On the other hand, if you have some reasonable pre-specified accuracy you want to achieve, there are numerous more easily-implemented methods with known error bounds available. For example, on page 71 of "Handbook of Mathematical Functions", by Ambramowitz and Stegun (Dover Publications) there are several apprximations of various degrees of accuracy. The subsection 4.2.45 gives the polynomial formula
$$e^{-x} = 1 + a_1 x + a_2 x^2 + a_3 x^3+a^4 x^4 + a_5 x^5 + a_6 x^6 + a_7 x^7 + \epsilon(x),$$
where numerical values are given for $a_1, a_2, \ldots, a_7$ and the error is known to satisfy
$$|\epsilon(x)| \leq 2 \times 10^{-10}$$
for $0 \leq x \leq \ln 2 \approx 0.693$.
Note that the $a_i$ are not just $(-1)^i/i!$ as would appear in the series; they are fancier values, based on extensive numerical analysis and testing. (The values of the $a_i$ are not greatly different from $(-1)^i /!$, but deviate from these after about the 5th decimal place.)
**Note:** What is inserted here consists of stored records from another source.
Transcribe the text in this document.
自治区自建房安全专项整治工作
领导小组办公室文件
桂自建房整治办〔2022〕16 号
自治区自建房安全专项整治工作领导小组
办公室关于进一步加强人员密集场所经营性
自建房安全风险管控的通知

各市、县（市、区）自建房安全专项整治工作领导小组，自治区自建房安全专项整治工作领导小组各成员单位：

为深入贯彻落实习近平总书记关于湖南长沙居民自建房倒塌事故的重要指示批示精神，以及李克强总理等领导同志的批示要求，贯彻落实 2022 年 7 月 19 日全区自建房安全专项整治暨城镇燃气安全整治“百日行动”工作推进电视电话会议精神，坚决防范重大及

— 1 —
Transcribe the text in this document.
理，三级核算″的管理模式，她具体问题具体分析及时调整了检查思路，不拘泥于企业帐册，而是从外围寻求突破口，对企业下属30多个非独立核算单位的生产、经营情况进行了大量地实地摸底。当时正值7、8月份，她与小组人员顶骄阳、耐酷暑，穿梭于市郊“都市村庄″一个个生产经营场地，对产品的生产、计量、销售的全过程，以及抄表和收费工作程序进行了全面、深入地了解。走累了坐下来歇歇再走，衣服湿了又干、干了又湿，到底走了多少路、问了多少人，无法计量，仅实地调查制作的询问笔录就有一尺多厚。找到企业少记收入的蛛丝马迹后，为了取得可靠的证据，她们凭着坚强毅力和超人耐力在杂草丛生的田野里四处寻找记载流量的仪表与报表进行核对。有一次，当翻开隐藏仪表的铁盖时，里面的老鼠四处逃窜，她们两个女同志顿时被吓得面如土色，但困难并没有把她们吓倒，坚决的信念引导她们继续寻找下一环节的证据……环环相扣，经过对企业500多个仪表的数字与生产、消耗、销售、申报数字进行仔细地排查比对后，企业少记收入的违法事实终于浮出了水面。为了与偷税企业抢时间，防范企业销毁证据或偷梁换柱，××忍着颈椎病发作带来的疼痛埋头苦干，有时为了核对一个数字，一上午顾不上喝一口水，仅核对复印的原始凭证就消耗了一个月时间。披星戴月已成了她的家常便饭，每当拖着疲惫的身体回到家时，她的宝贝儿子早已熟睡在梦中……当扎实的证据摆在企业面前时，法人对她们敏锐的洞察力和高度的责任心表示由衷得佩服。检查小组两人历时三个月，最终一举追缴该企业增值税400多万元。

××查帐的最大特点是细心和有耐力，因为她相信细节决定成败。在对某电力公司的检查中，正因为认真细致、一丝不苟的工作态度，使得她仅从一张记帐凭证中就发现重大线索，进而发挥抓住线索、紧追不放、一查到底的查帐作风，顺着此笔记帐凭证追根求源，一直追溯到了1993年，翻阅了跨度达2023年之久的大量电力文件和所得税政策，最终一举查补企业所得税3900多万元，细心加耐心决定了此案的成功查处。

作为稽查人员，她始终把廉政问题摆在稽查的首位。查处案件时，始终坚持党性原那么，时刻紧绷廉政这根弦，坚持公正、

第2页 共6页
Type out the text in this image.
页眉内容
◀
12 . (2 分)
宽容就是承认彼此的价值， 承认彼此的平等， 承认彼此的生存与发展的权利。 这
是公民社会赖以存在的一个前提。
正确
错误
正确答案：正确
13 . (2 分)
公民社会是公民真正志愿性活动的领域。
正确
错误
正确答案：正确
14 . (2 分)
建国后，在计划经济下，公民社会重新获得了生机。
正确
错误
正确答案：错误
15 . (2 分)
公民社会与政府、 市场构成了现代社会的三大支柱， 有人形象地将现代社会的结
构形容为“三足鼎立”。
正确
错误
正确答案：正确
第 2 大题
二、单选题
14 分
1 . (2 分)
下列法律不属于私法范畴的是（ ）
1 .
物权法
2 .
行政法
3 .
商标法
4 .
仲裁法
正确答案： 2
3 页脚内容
If you are satisfied with a worst-case error of about $10^{-10}$ you could use that polynomial. Probably it would be best to limit $x$ to values $\leq 0.5$ in the polynomial, which you could easily do by (1) pre-computing and storing an accurate value for $e^{0.5}$, then (2) using $e^x = e^{0.5} \, e^{x-0.5}$ for $.5 < x < 1$. Compute the approximate value of $e^{x-.5}$ using the polynomial approximation for $e^{-(x-.5)} = e^{.5 - x}$ and then computing $e^z$ as $1/e^{-z}$. Of course, for $0 < x \leq 0.5$ you compute $e^x = 1/e^{-x}$ directly, using the polynomial to evaluate $e^{-x}$.

Newer sources contain a wide variety of other schemes; many people seem to favor the use of Pade approximants, which are essentially rational functions rather than simple polynomials.

This has been really informative, thank you! I think once I've implemented a properly working algorithm for this, I can move on to implementations of trigonometric functions. Do you have any suggestions on other methods to look at for approximations?

For now, I'm not too concerned about accuracy or optimization. I think it is in my best interest to experiment and see how things are connected. I didn't think I'd end up appreciating math more through programming.